Whether PA leads to higher LVMI has been controversial because previous studies have shown that patients with PA have greater LVH compared with those with similar BP levels of EH.12, 17, 36 However, in a two-center, case–control study, patients with PA and those with EH have been found to have similar LVMI and systolic function.13 The present study revealed that PA patients, compared with EH controls matched for age, gender, and 24-h ambulatory BP, had similar LVMI. The pattern of increasing LV diastolic dimensions and LVMI, as well as decreasing RWT across serum aldosterone in women, suggests that serum aldosterone is associated with eccentric remodeling, which is consistent with results from previous reports.37 Thus, the present investigation confirms sex-related differences in serum aldosterone as it relates to LVMI and RWT. In the present study, we found that lg ARR was relatively higher in female PA patients than in male PA patients, thus possibly partly explaining the sex-related difference in LV geometry. However, another possible reason for the differences in LV geometric patterns between males and females may be that the 24-h DBP and night-time SBP were higher in female PA patients than in EH subjects. Night-time BP is known to be associated with increased risk of target organ damage and cardiovascular events including death,38, 39 and the higher night-time BP may be partly explained by the higher prevalence of eccentric hypertrophy in female PA subjects. Similar results have been found in the LIFE study40 in which more women have been found to have residual eccentric hypertrophy and LVH, consistently with the results from the community-based Olmsted County Study.41 The potential mechanisms underlying the gender-related differences observed in our study may be partly explained by the molecular expression of beta-myosin heavy chain, ANF mRNA and sarcoplasmic reticulum Ca2+-ATPase mRNA,42 as well as the sex-dependent regulation of fibrosis and inflammation.43 Furthermore, estrogen receptors are present in cardiac fibroblasts and myocytes. It has also been reported that estrogen and aldosterone elicit similar rapid nongenomic responses that use common signaling pathways dependent on protein kinase C as highly specific receptors.44

We found that PA patients and EH subjects had similar LV systolic function results consistent with those from previous reports.13, 17, 45

One limitation of this study is that the follow-up echocardiographic data after appropriate treatments with either medications or surgery in PA patients have not yet been established. In this regard, the potential specificity of PA-induced LV diastolic dysfunction and sex-specific echocardiographic findings cannot be completely discussed in this study. Second, we provided data regarding only hypokalemia and excess aldosterone-induced LV diastolic function, but the effects on cardiovascular mortality or morbidity were not determined in this study. Further long-term follow-up studies are needed to investigate the clinical effects of hypokalemia on cardiovascular outcomes.
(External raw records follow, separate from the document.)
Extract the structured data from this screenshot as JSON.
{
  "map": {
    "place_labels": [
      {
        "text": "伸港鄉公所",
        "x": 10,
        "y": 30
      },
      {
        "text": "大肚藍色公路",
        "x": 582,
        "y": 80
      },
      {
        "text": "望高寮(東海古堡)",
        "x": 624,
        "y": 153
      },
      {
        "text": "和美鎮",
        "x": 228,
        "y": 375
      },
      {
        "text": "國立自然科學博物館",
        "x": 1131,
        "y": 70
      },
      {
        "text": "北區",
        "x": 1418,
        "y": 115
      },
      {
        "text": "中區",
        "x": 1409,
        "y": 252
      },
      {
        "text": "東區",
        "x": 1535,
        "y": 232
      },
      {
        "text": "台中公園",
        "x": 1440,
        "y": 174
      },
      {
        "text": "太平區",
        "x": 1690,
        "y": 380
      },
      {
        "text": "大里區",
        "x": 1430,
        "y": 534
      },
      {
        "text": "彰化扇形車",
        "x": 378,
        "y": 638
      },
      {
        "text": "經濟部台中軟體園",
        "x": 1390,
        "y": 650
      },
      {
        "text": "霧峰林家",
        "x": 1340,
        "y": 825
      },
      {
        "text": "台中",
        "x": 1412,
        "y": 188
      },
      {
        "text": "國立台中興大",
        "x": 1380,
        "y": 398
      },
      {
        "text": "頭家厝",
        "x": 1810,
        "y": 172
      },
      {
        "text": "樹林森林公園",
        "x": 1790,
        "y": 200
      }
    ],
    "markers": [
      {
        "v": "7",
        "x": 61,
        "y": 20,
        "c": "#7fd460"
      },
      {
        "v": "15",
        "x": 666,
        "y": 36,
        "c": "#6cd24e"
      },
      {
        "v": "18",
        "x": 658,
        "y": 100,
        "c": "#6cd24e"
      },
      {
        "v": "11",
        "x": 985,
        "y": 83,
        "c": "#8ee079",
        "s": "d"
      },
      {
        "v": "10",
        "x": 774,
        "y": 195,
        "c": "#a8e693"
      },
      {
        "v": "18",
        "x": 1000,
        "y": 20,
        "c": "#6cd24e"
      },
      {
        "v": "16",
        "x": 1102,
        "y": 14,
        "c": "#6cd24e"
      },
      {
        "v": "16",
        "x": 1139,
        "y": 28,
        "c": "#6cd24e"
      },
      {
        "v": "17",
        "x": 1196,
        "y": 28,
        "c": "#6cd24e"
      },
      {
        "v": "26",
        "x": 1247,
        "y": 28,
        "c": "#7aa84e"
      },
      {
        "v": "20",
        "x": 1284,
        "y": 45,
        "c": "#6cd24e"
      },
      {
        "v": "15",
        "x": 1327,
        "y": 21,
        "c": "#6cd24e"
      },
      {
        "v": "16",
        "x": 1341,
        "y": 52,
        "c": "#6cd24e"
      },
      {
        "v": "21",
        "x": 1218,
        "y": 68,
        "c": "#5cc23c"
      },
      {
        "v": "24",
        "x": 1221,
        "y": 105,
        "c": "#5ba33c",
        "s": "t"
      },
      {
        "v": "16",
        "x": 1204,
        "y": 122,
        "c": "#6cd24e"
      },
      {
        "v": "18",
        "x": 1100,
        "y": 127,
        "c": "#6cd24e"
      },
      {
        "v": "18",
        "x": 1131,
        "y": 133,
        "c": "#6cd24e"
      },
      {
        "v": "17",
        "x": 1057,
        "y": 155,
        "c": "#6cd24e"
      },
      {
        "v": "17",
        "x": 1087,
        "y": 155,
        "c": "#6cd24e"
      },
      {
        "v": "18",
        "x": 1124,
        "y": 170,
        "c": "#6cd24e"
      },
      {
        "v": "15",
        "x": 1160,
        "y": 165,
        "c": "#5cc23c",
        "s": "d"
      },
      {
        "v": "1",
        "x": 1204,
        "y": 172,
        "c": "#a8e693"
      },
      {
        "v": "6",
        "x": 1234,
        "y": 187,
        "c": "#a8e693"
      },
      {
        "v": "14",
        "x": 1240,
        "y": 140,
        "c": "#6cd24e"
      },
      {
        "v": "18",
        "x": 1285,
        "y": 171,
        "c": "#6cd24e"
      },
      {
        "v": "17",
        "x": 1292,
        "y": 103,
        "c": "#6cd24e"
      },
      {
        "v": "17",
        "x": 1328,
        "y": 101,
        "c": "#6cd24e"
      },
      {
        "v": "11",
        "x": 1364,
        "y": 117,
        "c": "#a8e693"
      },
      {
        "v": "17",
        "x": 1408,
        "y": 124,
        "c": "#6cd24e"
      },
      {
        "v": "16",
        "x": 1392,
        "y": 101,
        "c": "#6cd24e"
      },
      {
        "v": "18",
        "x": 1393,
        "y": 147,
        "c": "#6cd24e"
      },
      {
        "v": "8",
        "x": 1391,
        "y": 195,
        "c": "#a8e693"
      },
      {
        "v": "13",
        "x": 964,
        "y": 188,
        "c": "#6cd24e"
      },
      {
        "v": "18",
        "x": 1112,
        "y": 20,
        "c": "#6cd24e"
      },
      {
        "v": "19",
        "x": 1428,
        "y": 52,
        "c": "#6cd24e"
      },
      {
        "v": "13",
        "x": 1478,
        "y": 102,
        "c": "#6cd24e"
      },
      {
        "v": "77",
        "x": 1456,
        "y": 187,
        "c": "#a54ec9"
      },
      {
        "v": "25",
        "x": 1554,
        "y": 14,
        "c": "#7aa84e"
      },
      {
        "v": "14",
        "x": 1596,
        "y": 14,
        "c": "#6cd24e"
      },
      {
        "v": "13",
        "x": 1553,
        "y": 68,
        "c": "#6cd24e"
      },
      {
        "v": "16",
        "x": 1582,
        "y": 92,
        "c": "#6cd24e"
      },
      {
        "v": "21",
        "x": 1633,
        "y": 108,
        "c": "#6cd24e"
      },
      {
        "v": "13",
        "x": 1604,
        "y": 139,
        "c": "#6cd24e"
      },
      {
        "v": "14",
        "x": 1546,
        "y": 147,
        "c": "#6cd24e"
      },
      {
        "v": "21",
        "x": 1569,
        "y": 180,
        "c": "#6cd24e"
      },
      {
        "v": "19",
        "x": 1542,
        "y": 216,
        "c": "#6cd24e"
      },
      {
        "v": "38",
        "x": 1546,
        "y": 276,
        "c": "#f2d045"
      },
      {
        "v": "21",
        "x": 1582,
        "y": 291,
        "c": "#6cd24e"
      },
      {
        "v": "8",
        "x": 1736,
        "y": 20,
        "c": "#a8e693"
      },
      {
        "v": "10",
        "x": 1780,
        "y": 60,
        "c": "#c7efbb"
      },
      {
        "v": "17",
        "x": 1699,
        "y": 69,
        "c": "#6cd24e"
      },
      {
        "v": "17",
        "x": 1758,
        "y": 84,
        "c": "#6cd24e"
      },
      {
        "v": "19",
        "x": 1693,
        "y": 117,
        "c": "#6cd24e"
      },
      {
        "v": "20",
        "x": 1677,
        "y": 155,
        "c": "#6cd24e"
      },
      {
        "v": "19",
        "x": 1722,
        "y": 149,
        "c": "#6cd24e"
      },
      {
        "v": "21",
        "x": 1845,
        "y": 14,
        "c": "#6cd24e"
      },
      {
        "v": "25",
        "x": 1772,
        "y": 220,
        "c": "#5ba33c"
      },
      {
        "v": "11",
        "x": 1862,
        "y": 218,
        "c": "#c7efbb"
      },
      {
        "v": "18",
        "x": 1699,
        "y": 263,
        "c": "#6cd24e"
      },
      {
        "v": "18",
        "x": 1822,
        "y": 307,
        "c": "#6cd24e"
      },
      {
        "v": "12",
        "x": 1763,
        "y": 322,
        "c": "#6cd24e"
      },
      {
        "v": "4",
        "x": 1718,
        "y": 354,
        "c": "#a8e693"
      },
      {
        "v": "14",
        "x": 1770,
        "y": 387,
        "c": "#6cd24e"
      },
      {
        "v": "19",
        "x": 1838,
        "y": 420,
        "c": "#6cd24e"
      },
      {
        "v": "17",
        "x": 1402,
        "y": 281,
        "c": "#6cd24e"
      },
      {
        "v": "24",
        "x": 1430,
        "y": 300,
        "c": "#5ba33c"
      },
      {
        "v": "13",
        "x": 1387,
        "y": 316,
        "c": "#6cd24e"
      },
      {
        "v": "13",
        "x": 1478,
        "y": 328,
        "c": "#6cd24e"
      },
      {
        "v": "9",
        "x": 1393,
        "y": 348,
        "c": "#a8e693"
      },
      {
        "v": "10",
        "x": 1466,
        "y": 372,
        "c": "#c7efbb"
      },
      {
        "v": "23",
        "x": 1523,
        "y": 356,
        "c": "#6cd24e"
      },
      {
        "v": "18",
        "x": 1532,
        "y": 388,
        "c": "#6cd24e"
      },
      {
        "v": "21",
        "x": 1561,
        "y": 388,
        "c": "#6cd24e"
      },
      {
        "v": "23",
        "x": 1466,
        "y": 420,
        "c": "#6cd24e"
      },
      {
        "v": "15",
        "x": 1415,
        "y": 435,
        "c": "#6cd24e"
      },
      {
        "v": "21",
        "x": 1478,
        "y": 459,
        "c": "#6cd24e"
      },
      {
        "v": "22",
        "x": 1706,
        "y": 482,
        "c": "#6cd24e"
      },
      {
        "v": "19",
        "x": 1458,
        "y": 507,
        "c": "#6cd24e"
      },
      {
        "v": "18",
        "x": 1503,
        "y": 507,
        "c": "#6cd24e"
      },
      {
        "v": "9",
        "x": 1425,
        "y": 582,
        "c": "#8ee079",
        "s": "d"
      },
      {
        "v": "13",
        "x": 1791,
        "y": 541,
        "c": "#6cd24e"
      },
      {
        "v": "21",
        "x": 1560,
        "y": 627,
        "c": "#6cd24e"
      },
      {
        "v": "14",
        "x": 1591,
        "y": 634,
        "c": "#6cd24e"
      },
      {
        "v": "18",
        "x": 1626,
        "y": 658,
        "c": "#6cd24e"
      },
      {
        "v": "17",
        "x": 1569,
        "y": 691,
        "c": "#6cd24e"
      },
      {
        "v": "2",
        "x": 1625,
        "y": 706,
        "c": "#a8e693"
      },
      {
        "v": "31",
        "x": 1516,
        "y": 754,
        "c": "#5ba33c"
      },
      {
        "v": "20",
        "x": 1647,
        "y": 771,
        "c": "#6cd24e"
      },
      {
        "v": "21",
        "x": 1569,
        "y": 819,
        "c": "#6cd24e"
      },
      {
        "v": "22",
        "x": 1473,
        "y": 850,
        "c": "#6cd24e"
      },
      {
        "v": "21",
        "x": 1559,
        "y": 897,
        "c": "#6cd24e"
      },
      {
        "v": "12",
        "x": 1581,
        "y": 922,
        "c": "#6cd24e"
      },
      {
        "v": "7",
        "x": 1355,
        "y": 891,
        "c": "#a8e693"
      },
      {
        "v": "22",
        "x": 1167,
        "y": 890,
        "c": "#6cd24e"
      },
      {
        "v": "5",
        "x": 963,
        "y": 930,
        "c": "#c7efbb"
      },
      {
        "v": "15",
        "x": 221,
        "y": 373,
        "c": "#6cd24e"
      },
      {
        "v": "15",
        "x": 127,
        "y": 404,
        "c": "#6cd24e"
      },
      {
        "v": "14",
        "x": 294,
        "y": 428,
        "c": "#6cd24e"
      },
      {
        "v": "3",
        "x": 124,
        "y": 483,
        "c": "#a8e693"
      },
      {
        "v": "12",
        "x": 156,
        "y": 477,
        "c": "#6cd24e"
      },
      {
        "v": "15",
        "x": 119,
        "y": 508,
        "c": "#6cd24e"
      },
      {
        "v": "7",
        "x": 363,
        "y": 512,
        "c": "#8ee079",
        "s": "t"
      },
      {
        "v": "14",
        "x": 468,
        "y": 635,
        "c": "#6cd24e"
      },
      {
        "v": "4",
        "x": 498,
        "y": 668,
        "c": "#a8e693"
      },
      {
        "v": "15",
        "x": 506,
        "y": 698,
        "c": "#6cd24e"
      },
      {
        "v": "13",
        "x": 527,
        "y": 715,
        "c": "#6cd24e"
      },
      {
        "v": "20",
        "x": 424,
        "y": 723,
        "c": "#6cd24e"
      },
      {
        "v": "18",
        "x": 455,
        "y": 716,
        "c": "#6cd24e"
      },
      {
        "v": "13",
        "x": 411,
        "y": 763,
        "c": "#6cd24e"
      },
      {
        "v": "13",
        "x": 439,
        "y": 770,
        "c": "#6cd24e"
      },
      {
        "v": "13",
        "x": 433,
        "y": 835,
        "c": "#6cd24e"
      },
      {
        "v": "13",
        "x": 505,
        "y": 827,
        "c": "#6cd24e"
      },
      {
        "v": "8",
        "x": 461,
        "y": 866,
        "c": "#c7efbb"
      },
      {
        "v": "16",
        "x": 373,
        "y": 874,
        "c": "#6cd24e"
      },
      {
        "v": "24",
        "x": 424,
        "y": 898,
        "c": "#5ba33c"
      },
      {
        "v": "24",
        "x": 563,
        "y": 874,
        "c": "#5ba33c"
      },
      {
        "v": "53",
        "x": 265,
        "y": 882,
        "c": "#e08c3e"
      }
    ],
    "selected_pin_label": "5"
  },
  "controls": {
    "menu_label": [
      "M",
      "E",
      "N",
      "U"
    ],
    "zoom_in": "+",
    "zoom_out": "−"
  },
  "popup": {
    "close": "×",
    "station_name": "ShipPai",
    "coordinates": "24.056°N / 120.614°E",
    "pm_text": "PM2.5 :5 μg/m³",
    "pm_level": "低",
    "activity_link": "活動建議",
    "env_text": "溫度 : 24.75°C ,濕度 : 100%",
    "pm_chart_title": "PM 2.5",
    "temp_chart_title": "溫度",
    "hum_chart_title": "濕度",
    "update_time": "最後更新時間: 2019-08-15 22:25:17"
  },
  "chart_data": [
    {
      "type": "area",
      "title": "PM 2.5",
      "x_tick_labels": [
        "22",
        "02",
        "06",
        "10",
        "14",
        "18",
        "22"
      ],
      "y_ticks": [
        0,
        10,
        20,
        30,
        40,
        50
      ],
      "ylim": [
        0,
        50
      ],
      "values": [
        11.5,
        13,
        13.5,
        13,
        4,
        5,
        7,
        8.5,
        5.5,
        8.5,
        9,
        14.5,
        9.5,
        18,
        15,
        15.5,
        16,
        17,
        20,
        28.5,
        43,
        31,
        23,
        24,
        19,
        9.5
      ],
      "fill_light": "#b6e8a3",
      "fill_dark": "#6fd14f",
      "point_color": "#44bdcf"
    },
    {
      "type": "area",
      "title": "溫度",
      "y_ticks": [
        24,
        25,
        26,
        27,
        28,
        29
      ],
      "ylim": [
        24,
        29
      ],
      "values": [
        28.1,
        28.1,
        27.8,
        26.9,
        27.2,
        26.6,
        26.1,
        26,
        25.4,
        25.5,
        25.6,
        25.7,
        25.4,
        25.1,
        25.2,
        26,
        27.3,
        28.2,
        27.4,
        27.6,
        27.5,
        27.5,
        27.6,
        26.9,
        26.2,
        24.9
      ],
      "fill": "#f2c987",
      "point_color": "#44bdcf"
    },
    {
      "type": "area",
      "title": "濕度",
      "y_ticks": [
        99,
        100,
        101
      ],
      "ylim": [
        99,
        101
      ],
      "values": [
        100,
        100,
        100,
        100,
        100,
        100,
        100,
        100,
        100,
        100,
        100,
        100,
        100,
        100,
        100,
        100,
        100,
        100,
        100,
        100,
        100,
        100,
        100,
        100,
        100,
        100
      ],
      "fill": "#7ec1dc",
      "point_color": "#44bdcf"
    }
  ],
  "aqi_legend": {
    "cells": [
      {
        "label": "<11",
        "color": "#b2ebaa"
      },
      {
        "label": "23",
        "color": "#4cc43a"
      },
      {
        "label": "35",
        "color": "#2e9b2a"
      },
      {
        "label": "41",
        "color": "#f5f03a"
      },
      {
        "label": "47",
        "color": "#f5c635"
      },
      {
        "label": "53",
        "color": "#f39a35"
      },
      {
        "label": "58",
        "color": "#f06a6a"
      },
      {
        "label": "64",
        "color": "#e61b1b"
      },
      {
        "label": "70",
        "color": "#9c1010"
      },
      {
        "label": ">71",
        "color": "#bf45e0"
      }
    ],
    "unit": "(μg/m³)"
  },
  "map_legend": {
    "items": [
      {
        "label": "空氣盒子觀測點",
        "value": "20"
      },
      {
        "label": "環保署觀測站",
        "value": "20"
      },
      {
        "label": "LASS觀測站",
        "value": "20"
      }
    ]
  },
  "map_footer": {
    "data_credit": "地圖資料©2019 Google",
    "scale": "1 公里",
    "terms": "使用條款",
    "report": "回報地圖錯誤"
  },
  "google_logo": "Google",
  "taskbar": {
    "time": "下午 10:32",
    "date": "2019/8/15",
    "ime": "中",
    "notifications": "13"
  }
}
Third, in the present study, only 46 PA patients underwent AVS, and the success rate was only 24 of 46 (52%) patients, so we must improve this technique to accomplish successful subtype diagnosis.46 Because surgically curable aldosterone-producing adenoma is more liable to cause severe hypertension with higher aldosterone levels and lower serum potassium levels in the clinical course than idiopathic hyperaldosteronism, the earlier and precise diagnosis and treatment of aldosterone-producing adenoma may be beneficial for reducing cardiovascular complications.47 Some cases of idiopathic hyperaldosteronism with unilateral non-functioning adenoma and CT-negative micro-aldosterone-producing adenoma have been reported,48, 49 and therefore, AVS should be recommended for PA patients who require surgery.

In conclusion, our results indicate that PA, compared with EH, contributes to the impairment of LV diastolic function in both sexes, as well as a higher prevalence of eccentric hypertrophy in women than in men. Age, 24-h systolic BP and serum potassium levels are independent risk factors for LV diastolic function in PA patients.